Kamis, 23 April 2015

Tirta Sumijoyo ( 12 )




“So, why you call my mom with ‘Nenek?’”
“Aku harus memanggilnya dengan sebutan apa memang?”
“Just call her with ‘Mom’, Len!”
“Hmh? “
Nek Sumi dan Kakek Arthur sepertinya mendengar juga ucapan Tirta, karena keduanya langsung menoleh ke arahku dan Tirta.
“Sampai kapan?” tanyaku sambil melirik ke arah Nek Sumi.
Nek Sumi hanya tersenyum.
“Selama menjadi penghuni lantai dua flat 345 sepertinya, Len!” jawab Kakek Arthur sambil diiringi senyum.
Tirta kemudian tertawa.
“Hati-hati, Len!” tambah Nek Sumi lalu mengedipkan mata sebelah kanannya seperti yang Tirta lakukan.
“I will!”
Tirta hanya kembali tertawa.
“Sekali salah memaknai kata dan kalimat seseorang, kemudian melihatnya dari sudut pandang yang salah pula… Hasilnya pun akan salah… Lalu berspekulasi… Yang ujung-ujungnya berakhir pada pemikiran dan kesimpulan negatif!!!”
“Correct, Arthur!”
Aku hanya tersenyum.
“Begitu pula dengan kata-kata dan kalimat yang terlontar dari mulut anak bungsuku itu, kan?”
“Ya… Kalau salah memaknai kata-kata dan kalimat Tirta,..”
“Hasilnya pun akan salah, lalu aku akan berpikir negatif terhadap Tirta… Bukan, begitu?”
“Ya!” jawab Nek Sumi singkat.
Tirta memandang bingung ke arahku, Nek Sumi dan Kakek Arthur “So?”
“Yes, Mom dan Paman Arthur!”
Senyum Tirta langsung mengembang “Welcome home, Jingga Sumijoyo… My little princess!”
Aku lihat Nek Sumi memegang erat tangan Kakek Arthur.
“But i’m Ellen!”
“I know… Kamu memang bukan Jingga… Tapi usia kalian sama… dan… Well…”
“I got it, Tirta!”
Tirta tersenyum lalu menunjukkan foto Jingga Sumijoyo.
“Thank u!” ucap Nek Sumi tanpa suara dengan air mata yang menetes dari pelupuk matanya sambil tetap memegang erat tangan Kakek Arthur.
Aku hanya bisa menganggukkan kepala.
Begitu aku lihat foto Jingga, wajahnya benar-benar mirip dengan wajahku.
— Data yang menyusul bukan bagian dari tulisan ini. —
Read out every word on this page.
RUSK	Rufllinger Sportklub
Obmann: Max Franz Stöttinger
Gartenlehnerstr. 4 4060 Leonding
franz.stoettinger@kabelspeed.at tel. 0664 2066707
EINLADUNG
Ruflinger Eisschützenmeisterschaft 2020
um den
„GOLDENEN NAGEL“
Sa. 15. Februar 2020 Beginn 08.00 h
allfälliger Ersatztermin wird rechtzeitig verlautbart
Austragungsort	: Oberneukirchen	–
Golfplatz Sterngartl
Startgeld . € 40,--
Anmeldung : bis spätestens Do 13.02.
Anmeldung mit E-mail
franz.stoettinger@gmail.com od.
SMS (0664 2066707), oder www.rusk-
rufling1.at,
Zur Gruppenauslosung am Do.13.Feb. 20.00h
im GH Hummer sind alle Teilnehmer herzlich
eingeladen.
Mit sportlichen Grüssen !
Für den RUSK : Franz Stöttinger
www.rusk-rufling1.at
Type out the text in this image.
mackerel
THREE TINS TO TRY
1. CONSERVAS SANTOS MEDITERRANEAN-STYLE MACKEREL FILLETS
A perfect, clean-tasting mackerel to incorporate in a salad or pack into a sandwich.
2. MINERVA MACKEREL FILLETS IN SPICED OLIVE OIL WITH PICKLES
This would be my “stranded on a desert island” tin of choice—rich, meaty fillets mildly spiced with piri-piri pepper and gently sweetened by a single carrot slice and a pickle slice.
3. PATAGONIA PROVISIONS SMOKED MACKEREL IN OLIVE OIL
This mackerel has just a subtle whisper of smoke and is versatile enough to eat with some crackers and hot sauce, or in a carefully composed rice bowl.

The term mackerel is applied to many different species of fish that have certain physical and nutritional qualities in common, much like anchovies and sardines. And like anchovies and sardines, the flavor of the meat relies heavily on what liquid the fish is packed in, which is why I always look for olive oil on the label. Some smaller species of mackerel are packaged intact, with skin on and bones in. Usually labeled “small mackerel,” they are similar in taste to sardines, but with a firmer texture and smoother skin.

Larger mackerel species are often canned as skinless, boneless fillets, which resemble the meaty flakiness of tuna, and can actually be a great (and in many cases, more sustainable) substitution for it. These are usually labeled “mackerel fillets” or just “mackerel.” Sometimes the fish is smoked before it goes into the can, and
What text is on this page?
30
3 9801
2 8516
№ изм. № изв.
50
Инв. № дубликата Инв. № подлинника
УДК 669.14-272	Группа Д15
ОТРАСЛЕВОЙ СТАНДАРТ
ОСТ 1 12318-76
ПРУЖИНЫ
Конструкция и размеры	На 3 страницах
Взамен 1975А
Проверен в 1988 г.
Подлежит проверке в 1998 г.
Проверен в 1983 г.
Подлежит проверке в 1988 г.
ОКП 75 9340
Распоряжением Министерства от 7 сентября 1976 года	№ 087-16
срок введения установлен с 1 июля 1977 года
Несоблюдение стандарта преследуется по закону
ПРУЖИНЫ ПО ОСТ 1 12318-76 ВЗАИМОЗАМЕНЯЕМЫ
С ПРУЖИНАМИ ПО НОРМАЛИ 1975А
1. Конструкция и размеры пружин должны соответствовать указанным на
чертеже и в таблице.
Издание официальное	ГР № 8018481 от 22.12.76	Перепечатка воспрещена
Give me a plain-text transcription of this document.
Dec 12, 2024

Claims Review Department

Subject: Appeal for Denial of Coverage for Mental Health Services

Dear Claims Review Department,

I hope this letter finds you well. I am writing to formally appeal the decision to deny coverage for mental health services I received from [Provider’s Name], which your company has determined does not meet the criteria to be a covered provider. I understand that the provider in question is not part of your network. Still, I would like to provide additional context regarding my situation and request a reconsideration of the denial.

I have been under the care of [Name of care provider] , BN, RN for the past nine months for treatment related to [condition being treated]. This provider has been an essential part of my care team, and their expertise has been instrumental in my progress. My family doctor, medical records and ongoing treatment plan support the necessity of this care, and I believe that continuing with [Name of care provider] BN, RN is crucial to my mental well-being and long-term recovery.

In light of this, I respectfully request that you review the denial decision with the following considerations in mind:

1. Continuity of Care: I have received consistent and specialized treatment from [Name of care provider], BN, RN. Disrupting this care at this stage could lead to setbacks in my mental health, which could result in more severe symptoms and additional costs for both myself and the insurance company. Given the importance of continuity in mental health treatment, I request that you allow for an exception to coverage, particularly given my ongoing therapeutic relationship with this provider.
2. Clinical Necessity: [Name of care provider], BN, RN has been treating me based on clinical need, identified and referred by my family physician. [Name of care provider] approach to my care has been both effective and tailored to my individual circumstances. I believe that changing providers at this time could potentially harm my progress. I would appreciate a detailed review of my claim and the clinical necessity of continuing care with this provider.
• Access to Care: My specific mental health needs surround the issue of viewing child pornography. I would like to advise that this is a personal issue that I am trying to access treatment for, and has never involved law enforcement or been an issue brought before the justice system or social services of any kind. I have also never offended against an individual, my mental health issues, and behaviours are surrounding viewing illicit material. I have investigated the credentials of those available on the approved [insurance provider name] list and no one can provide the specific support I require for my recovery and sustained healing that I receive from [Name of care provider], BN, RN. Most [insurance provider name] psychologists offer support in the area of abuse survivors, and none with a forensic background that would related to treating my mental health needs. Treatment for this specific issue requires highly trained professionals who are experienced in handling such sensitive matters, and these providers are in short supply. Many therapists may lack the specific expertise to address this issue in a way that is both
Hanya bentuk mata dan warna rambutnya saja yang sedikit berbeda denganku. Kalau hanya dilihat sekilas, tidak terlihat sama sekali perbedaan itu.
Sejak awal aku mengikuti Tirta perlahan-lahan, tebakanku tentang Tirta ternyata memang benar. Secara psikis, masih tersisa sedikit trauma pasca kehilangan adik bungsunya.
Jingga masih hidup dalam benak Tirta. Sikapnya yang sedikit ‘aneh’ sejak aku datang, menggambarkan semua itu. Tirta  menganggapku sebagai Jingga, karena itu sikapnya tidak terlihat canggung sama sekali.
Aku masih belum tahu harus bersikap apalagi selanjutnya, trauma psikis seperti itu setahuku butuh pemulihan secara bertahap. Kehilangan adik perempuan satu-satunya, apalagi tepat di hari ulang tahunnya sendiri. Tapi teringat ucapan seorang sahabat, dalam hal pemulihan trauma psikis seperti ini, bahwa “Bukan waktu yang dibutuhkan, tapi keberanian!”.
Abizar pasti akan lebih tahu mengenai sikap yang harus aku lakukan terhadap Tirta, karena pada kenyataannya aku bukan Jingga. Meski Tirta pun mengatakan dia menyadarinya, hanya saja wajahku dan wajah Jingga yang memiliki kemiripan, menjadi hal baru yang harus aku pelajari lebih lanjut penanganannya.